Again, nothing to brag about here. We set up a pretty standard view matrix, then render the grid, and then translate and render each primitive using their default values. The torus renders green, the sphere red and the cube blue. Your screen should look like this:

Now, let's rotate the camera! To orbit the camera around the scene, let's first add 3 variables to our program: angleX, angleY and distance:

``````namespace GameApplication {
class LightingScene : Game{
Grid grid = null;

float cameraAngleX = 0.0f;
float cameraAngleY = -25;

public override void Initialize() {
// ... rest of code unchanged
``````

The cameras distance from what it's looking at isn't going to change, neither is the height at which the camera is looking from (cameraAngleY). But we're going to rotate the camera around the Y axis. For this, override the update method:

``````public override void Update(float dTime) {
cameraAngleX += 30f * dTime;
}
``````

Now that the angle is updating properly, lets modify the render code to respect these values. The following code should look familiar, it's standard rotation code that you've derived before.

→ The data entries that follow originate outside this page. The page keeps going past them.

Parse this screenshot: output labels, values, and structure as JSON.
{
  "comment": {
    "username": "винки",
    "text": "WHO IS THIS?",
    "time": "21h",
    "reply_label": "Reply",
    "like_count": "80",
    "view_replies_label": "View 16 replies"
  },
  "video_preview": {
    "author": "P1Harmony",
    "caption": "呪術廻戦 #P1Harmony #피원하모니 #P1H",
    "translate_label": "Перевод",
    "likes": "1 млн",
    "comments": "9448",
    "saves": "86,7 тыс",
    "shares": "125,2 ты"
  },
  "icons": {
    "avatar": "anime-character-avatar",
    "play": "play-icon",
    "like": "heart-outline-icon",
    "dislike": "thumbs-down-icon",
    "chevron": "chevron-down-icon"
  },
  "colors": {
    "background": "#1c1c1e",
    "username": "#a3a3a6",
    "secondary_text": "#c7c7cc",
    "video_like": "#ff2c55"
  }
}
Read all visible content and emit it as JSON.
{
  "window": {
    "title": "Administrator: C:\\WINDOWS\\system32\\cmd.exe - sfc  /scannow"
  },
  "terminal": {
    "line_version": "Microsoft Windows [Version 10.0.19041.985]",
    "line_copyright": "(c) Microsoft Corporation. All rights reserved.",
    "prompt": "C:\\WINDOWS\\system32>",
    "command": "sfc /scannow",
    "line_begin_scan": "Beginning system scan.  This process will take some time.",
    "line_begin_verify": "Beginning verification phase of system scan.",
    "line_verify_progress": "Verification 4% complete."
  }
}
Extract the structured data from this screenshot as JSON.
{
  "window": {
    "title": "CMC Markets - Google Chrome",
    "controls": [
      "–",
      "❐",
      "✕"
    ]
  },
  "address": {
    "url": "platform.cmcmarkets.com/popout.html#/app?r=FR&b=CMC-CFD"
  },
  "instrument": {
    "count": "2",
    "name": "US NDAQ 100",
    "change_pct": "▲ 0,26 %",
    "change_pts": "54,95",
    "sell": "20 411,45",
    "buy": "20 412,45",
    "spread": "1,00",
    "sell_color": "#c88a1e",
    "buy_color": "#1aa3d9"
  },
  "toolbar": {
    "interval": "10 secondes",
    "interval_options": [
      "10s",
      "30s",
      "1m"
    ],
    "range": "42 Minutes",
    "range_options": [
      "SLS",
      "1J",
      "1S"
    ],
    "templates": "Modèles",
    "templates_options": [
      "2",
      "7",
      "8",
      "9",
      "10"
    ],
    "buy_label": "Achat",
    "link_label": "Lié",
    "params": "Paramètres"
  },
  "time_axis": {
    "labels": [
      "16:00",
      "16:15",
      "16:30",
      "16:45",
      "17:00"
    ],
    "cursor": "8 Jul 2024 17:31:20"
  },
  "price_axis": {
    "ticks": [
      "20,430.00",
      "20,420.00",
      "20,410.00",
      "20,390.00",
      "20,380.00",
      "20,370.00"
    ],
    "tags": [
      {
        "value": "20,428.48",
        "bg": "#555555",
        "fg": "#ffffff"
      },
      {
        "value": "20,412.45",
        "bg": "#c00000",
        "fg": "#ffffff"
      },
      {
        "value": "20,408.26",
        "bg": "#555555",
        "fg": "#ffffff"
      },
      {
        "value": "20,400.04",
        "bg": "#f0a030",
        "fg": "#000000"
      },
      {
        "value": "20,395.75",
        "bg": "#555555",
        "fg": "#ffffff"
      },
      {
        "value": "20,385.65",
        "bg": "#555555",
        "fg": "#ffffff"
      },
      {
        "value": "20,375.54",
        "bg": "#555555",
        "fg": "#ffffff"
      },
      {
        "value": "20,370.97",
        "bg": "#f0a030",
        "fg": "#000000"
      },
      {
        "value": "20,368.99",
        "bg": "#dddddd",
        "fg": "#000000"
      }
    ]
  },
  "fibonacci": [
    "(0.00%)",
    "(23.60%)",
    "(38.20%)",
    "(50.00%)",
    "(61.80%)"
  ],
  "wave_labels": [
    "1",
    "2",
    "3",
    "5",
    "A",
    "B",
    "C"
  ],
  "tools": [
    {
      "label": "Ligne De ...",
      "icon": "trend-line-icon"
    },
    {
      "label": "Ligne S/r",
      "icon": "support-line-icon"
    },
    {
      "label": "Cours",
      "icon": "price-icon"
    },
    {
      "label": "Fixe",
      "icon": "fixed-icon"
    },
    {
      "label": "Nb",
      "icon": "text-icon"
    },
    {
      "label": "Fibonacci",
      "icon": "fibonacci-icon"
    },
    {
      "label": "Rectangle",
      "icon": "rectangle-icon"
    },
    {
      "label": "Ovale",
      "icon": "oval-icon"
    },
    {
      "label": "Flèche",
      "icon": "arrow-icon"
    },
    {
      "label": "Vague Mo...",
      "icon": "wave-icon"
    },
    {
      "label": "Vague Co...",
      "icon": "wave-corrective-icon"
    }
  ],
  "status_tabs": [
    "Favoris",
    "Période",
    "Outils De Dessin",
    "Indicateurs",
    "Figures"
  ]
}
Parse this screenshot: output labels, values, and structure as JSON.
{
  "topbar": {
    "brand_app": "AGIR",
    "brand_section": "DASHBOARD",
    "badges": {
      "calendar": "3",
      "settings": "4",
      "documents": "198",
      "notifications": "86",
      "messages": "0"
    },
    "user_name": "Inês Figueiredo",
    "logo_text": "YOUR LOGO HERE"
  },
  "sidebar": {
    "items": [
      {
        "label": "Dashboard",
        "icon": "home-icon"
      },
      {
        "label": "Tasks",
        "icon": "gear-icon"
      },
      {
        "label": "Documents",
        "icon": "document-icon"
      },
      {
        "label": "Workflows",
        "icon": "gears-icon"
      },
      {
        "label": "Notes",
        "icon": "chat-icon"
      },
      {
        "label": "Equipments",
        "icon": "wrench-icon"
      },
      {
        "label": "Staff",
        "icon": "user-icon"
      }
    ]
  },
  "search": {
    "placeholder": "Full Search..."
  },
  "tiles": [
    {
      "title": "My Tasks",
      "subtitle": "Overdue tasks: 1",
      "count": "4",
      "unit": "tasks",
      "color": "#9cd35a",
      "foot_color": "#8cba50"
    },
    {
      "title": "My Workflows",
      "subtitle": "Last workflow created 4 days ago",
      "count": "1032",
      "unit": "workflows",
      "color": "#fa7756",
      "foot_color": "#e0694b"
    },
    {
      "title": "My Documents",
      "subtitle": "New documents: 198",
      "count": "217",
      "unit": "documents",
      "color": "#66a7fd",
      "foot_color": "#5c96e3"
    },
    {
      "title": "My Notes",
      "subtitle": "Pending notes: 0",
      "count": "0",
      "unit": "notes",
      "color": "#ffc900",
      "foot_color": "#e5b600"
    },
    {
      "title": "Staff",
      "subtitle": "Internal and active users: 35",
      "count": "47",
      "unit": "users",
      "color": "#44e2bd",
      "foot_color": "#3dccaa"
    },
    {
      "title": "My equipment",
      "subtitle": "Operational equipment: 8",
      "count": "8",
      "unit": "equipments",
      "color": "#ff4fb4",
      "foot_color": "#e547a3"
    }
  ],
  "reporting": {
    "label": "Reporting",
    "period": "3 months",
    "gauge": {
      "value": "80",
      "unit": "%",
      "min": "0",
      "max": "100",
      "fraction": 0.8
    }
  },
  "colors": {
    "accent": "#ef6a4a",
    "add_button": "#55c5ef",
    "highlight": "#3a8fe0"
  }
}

``````public override void Render() {
Vector3 eyePos = new Vector3();
eyePos.X =  cameraDistance * -(float)Math.Sin(cameraAngleX * (float)(Math.PI / 180.0)) * (float)Math.Cos(cameraAngleY * (float)(Math.PI / 180.0));
eyePos.Y =  cameraDistance * -(float)Math.Sin(cameraAngleY * (float)(Math.PI / 180.0));
eyePos.Z = -cameraDistance * (float)Math.Cos(cameraAngleX * (float)(Math.PI / 180.0)) * (float)Math.Cos(cameraAngleY * (float)(Math.PI / 180.0));

Matrix4 lookAt = Matrix4.LookAt(eyePos, new Vector3(0.0f, 0.0f, 0.0f), new Vector3(0.0f, 1.0f, 0.0f));
// ... rest of code unchanged
``````

The only thing new here is that we are multiplying the rotated angle by cameraDistnace. That's because our angle rotation returns between 0 and 1 (radians). If we multiply that by the distance of the camera, it makes the camera orbit around an imaginary sphere.

Try running the code, and confirm that the camera is rotating the scene. After this we are done, and read to actually start implementing some lights!